IAN Evatt maintains his ‘experimental’ approach to the FA Cup was not all bad news.

While the club bowed out of the competition at the first round stage for the fourth year in a row, the Bolton boss insists there he picked up some valuable information from defeat against Barnsley.

Starting with a 4-3-3 formation, with Dapo Afolayan and Kieran Sadlier either side of central striker Dion Charles, Wanderers fell two goals behind inside the opening 33 minutes.

“It has just been a bit of a theme of the last month really that we don’t score first and we need to score first,” he said. “This week we changed things, we tried to have a look at a different shape.

“We have obviously taken the cup seriously because we worked really hard on this shape, and we picked a really strong team.

“We saw things that worked really well in that shape today, but other things that didn’t work so well and we need to find a mix of having that attacking prowess and numbers at the top end of the pitch, but also having that compactness, counter-press and press and the way we’re structured behind the ball and today in the 4-3-3, I thought we were a bit open defensively, especially in transition.

“But second half, the players didn’t know when they were beat and they had a right go and we all thought that it might come, and it didn’t. But now we have to reset, refresh and we’ve got a really big month in the league coming up so we’re concentrating on that, which isn’t a bad thing.”

Explaining his decision to start with a new shape, Evatt felt that Afolayan and Sadlier had been unable to play in their preferred position from the start of games for much of the season.

“Some players have been affected by the shape and Dapo and Sads are two of those players that have to find positions in a 3-5-2 or a 3-4-1-2. We decided to try and get another string to our bow by working and developing a 4-3-3 and it gets those two in their positions that they want and like to play in,” he said.

“I saw glimpses first half of what they can do and I thought with the ball, we were okay then. We looked a bit open in transition in particular and they capitalised. Second half we looked a lot more solid and it’s only when we put the two more physical forwards on that we started to play a bit more back to front, more direct, and they were sinking in and trying to defend a lead and we didn’t manage to pull it back.

“But there’s loads of things that I think we need to improve on from today and from this last month. Still very much a work in progress and it’s a long old football season and there’s lots of football to be played.”

Wanderers return to league action at Cambridge United next weekend hoping to retain their current place among the play-off contenders.

October’s form was hit-and-miss but Evatt insists there is no cause for alarm.

“We need to improve,” he said, “But it is not doom and gloom, we are in a much better position than what we were at this stage last season. We are in the top six, but we want and need to do better. There’s no denying that.

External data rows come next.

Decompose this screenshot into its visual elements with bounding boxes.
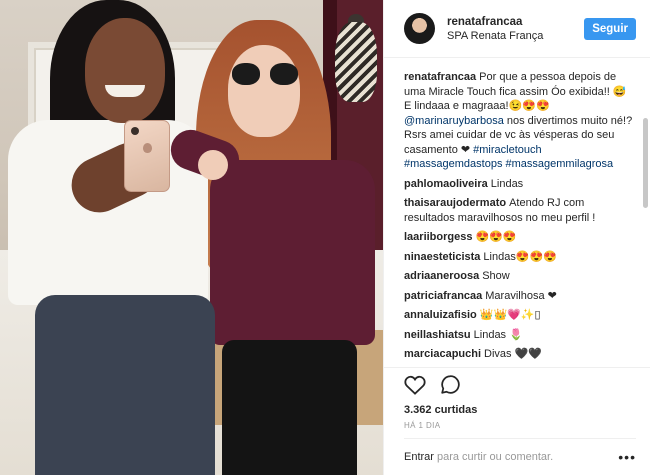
person-right-face xyxy=(228,45,300,137)
add-comment-hint: para curtir ou comentar. xyxy=(436,451,554,463)
post-header: renatafrancaa SPA Renata França Seguir xyxy=(384,0,650,58)
follow-button[interactable]: Seguir xyxy=(584,17,636,40)
header-location[interactable]: SPA Renata França xyxy=(447,29,584,43)
comment-item: thaisaraujodermato Atendo RJ com resultad… xyxy=(404,196,636,225)
add-comment-bar: Entrar para curtir ou comentar. ••• xyxy=(404,438,636,475)
comment-item: ninaesteticista Lindas😍😍😍 xyxy=(404,250,636,265)
comments-scrollbar[interactable] xyxy=(643,118,648,208)
comment-username[interactable]: ninaesteticista xyxy=(404,251,480,263)
header-username[interactable]: renatafrancaa xyxy=(447,15,584,29)
comments-list[interactable]: renatafrancaa Por que a pessoa depois de … xyxy=(384,58,650,367)
person-right-sweater xyxy=(210,160,375,345)
comment-text: Show xyxy=(482,270,510,282)
smartphone xyxy=(124,120,170,192)
heart-icon[interactable] xyxy=(404,375,426,395)
login-link[interactable]: Entrar xyxy=(404,451,434,463)
comment-item: adriaaneroosa Show xyxy=(404,269,636,284)
decorative-vase xyxy=(335,22,377,102)
caption-username[interactable]: renatafrancaa xyxy=(404,71,476,83)
person-left-face xyxy=(85,18,165,123)
likes-count[interactable]: 3.362 curtidas xyxy=(384,401,650,417)
action-bar xyxy=(384,367,650,401)
comment-username[interactable]: neillashiatsu xyxy=(404,329,471,341)
comment-item: neillashiatsu Lindas 🌷 xyxy=(404,328,636,343)
post-card: renatafrancaa SPA Renata França Seguir r… xyxy=(0,0,650,475)
comment-username[interactable]: annaluizafisio xyxy=(404,309,477,321)
comment-text: 👑👑💗✨▯ xyxy=(479,309,541,321)
post-photo[interactable] xyxy=(0,0,383,475)
comment-username[interactable]: marciacapuchi xyxy=(404,348,481,360)
caption-hashtag[interactable]: #miracletouch xyxy=(473,144,541,156)
comment-item: pahlomaoliveira Lindas xyxy=(404,177,636,192)
post-timestamp: HÁ 1 DIA xyxy=(404,421,441,430)
post-sidebar: renatafrancaa SPA Renata França Seguir r… xyxy=(383,0,650,475)
caption-mention[interactable]: @marinaruybarbosa xyxy=(404,115,504,127)
more-options-icon[interactable]: ••• xyxy=(618,449,636,465)
comment-username[interactable]: patriciafrancaa xyxy=(404,290,482,302)
comment-text: Divas 🖤🖤 xyxy=(484,348,543,360)
comment-text: Lindas😍😍😍 xyxy=(483,250,557,263)
comment-username[interactable]: laariiborgess xyxy=(404,231,472,243)
comment-bubble-icon[interactable] xyxy=(440,374,461,395)
comment-item: marciacapuchi Divas 🖤🖤 xyxy=(404,347,636,362)
comment-item: laariiborgess 😍😍😍 xyxy=(404,230,636,245)
comment-item: patriciafrancaa Maravilhosa ❤ xyxy=(404,289,636,304)
person-left-skirt xyxy=(35,295,215,475)
comment-item: annaluizafisio 👑👑💗✨▯ xyxy=(404,308,636,323)
sunglasses xyxy=(232,63,298,87)
comment-text: Lindas xyxy=(490,177,524,190)
comment-text: Lindas 🌷 xyxy=(473,328,523,341)
comment-username[interactable]: pahlomaoliveira xyxy=(404,178,488,190)
caption-hashtag[interactable]: #massagemdastops xyxy=(404,158,502,170)
comment-text: 😍😍😍 xyxy=(475,231,517,243)
caption-hashtag[interactable]: #massagemmilagrosa xyxy=(506,158,614,170)
comment-username[interactable]: adriaaneroosa xyxy=(404,270,479,282)
caption: renatafrancaa Por que a pessoa depois de … xyxy=(404,70,636,172)
comment-username[interactable]: thaisaraujodermato xyxy=(404,197,506,209)
avatar[interactable] xyxy=(404,13,435,44)
comment-text: Maravilhosa ❤ xyxy=(485,289,557,302)
person-right-pants xyxy=(222,340,357,475)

“We know we can be a lot better than what we’ve shown this last month and we’ve still got results, so that’s not a bad thing. But we want to get back to performance levels because I believe our philosophy, brand and identity is if we perform well and that we do the things that we train and coach them to do, then we get football results and we haven’t really done that so well the last month but this month gives us an opportunity to get back on the grass, work really hard and get back to those performance levels that we showed earlier on in the season.”